IMPACT Community Services, a leading advocate for better mental health support, is urging government officials and policymakers to prioritise non-clinical mental health services as a vital component of the mental health framework.

The not-for-profit organisation, which operates across the Bundaberg, Wide Bay, Discovery Coast and Burnett regions, is highlighting the pressing need to address the current staff shortage and underfunding of non-clinical support, which is leaving many without the necessary assistance.

According to recent reports, individuals in mental health crises endure waits of up to 12 hours in emergency department waiting rooms. Many are then turned away due to bed shortages, leaving them without the crucial support they desperately require, when they need it most. Furthermore, extensive waiting lists for external mental health services exacerbate the problem, with dedicated specialists unable to accommodate everyone in need of critical assistance.

During the 2021-22 period, over 61,500 people in Queensland and more than 280,000 people across Australia presented to public hospital emergency departments with mental health issues, figures released by the Australian Institute of Health and Welfare show.

IMPACT Community Services Managing Director Tanya O’Shea said these alarming statistics served as a wake-up call to address the pressing mental health crisis.

Mrs O’Shea said non-clinical support services, such as community-based programs and peer support groups, were integral to improving the mental health system.

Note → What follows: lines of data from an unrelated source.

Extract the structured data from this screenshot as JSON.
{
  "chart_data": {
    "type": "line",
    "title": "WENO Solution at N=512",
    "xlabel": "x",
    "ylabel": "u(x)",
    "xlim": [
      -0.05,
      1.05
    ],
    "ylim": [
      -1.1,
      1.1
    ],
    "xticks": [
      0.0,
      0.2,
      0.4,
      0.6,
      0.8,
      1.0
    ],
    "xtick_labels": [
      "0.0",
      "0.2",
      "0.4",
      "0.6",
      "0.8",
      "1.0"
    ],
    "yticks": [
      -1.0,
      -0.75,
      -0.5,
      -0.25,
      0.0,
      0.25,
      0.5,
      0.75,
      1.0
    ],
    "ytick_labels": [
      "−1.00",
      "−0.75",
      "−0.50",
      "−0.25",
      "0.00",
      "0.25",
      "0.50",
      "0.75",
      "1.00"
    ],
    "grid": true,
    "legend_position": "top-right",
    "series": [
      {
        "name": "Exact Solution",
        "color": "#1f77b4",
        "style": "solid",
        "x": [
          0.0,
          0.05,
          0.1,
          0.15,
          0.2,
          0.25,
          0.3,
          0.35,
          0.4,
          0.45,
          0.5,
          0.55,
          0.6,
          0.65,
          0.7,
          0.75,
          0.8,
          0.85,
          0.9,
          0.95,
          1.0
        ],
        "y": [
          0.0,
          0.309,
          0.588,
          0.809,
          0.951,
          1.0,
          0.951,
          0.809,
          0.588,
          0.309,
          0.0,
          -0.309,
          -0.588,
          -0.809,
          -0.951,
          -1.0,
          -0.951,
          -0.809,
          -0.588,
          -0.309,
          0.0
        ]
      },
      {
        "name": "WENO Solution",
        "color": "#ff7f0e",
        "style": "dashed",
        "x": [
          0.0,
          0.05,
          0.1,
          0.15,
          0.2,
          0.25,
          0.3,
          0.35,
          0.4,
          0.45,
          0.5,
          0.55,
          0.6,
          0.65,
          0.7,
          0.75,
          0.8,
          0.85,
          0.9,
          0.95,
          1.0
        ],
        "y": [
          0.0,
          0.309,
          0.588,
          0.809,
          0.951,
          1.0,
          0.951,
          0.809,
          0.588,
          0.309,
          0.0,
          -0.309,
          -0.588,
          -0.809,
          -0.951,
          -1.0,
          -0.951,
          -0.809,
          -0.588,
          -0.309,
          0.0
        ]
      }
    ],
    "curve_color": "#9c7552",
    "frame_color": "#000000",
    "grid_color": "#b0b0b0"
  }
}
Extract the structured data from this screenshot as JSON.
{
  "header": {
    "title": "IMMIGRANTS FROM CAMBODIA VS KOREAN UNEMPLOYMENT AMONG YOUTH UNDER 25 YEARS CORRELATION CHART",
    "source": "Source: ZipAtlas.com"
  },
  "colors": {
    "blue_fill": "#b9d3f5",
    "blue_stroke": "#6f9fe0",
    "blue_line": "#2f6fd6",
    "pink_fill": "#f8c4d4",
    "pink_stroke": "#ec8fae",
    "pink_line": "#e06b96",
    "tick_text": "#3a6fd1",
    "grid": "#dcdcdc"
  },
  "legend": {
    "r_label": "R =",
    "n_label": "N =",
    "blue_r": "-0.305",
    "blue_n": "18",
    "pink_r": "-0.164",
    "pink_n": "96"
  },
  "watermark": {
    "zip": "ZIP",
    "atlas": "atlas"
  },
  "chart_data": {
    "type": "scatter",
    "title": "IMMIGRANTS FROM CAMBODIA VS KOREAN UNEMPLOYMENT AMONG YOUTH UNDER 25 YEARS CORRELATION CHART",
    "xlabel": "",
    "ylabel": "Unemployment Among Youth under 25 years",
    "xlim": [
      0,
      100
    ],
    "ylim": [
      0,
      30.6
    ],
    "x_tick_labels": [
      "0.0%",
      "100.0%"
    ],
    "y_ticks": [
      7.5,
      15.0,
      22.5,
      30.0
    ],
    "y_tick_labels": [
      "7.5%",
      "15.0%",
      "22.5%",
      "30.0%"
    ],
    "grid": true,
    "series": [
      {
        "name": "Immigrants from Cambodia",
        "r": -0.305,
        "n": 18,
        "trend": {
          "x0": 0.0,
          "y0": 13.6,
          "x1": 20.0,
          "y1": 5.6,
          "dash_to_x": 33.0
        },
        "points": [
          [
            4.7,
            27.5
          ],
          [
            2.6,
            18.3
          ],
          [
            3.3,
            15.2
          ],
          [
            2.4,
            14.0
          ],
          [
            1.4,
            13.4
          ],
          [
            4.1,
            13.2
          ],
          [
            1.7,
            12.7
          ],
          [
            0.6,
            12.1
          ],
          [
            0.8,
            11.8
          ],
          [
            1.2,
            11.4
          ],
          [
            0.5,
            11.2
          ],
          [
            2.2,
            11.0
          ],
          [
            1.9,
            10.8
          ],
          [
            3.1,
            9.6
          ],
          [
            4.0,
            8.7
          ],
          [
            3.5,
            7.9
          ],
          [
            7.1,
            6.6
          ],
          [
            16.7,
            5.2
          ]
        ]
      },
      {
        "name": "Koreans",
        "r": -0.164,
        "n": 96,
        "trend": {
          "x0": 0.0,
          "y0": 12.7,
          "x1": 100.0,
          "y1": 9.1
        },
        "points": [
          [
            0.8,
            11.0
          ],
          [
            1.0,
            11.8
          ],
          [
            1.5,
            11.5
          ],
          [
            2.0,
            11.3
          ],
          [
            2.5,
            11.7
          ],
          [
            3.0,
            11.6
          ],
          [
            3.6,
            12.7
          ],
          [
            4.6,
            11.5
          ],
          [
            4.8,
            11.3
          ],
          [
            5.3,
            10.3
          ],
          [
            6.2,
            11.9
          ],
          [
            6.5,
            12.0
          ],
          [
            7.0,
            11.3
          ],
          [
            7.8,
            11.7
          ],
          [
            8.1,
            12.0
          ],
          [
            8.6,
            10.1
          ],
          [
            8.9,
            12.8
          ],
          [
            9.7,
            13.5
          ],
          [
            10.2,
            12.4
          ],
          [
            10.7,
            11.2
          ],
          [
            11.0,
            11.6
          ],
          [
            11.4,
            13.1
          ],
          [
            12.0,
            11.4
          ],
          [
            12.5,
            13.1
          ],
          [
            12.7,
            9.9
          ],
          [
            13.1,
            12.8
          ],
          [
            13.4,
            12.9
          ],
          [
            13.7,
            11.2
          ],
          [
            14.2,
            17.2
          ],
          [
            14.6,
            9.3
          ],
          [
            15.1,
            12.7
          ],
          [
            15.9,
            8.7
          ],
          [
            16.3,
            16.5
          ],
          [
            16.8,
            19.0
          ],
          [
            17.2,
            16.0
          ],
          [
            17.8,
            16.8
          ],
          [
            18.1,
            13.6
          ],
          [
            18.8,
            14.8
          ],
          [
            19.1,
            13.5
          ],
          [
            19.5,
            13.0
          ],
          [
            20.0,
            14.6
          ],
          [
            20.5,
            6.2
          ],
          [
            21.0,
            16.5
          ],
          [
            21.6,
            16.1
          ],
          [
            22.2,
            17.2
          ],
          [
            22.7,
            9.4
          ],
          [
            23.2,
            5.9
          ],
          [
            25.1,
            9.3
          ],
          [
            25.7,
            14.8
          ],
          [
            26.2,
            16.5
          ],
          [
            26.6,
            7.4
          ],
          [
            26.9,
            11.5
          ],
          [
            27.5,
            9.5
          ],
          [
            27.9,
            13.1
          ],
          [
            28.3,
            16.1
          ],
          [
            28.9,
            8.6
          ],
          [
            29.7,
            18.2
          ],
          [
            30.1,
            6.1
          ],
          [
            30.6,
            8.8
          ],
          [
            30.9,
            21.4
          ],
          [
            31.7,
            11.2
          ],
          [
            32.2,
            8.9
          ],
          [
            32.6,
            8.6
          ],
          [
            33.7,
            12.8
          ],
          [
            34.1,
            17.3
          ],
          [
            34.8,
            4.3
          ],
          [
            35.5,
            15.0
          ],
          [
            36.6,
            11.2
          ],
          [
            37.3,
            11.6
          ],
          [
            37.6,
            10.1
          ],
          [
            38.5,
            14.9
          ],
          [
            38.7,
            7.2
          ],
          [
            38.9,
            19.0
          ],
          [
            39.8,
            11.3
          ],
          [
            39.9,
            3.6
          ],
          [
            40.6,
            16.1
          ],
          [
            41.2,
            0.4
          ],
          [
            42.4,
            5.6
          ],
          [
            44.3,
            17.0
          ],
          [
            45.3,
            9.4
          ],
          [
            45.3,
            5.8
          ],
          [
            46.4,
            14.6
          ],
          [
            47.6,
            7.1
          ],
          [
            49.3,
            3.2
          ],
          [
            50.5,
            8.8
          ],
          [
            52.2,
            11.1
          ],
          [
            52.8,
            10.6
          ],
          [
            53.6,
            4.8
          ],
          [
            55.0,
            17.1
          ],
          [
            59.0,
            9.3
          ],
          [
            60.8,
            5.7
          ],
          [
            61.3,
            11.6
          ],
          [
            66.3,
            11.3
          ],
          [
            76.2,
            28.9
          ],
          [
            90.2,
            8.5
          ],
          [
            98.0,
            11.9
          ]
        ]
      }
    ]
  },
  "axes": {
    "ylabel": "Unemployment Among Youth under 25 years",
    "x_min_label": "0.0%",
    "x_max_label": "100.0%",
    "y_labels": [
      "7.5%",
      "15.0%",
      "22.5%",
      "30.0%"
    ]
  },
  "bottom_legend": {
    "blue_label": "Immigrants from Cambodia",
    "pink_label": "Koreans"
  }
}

She said non-clinical support offered greater accessibility, cost-effectiveness, and a holistic approach to mental well-being. By complementing clinical treatment, these services provided early intervention and much-needed hope to those in desperate need of support.

In an effort to effect change, Mrs O’Shea said IMPACT was advocating for increased funding opportunities that empowered non-clinical support services. By expanding resources for non-clinical mental health workers, including Mental Health Peer Support Workers, individuals can receive the critical assistance required to begin their journey towards recovery.

"We cannot afford to neglect the importance of non-clinical mental health support,” Mrs O’Shea said.

“It is essential that we prioritise the development and implementation of these services to bridge the gap in our mental health system and ensure that vulnerable people receive the comprehensive support they deserve."

IMPACT Community Services has written to local and national stakeholders, including elected officials and key government decision-makers, encouraging them to join their advocacy efforts. Together, they aim to fight for a mental health system that truly supports everyone, leaving no one behind.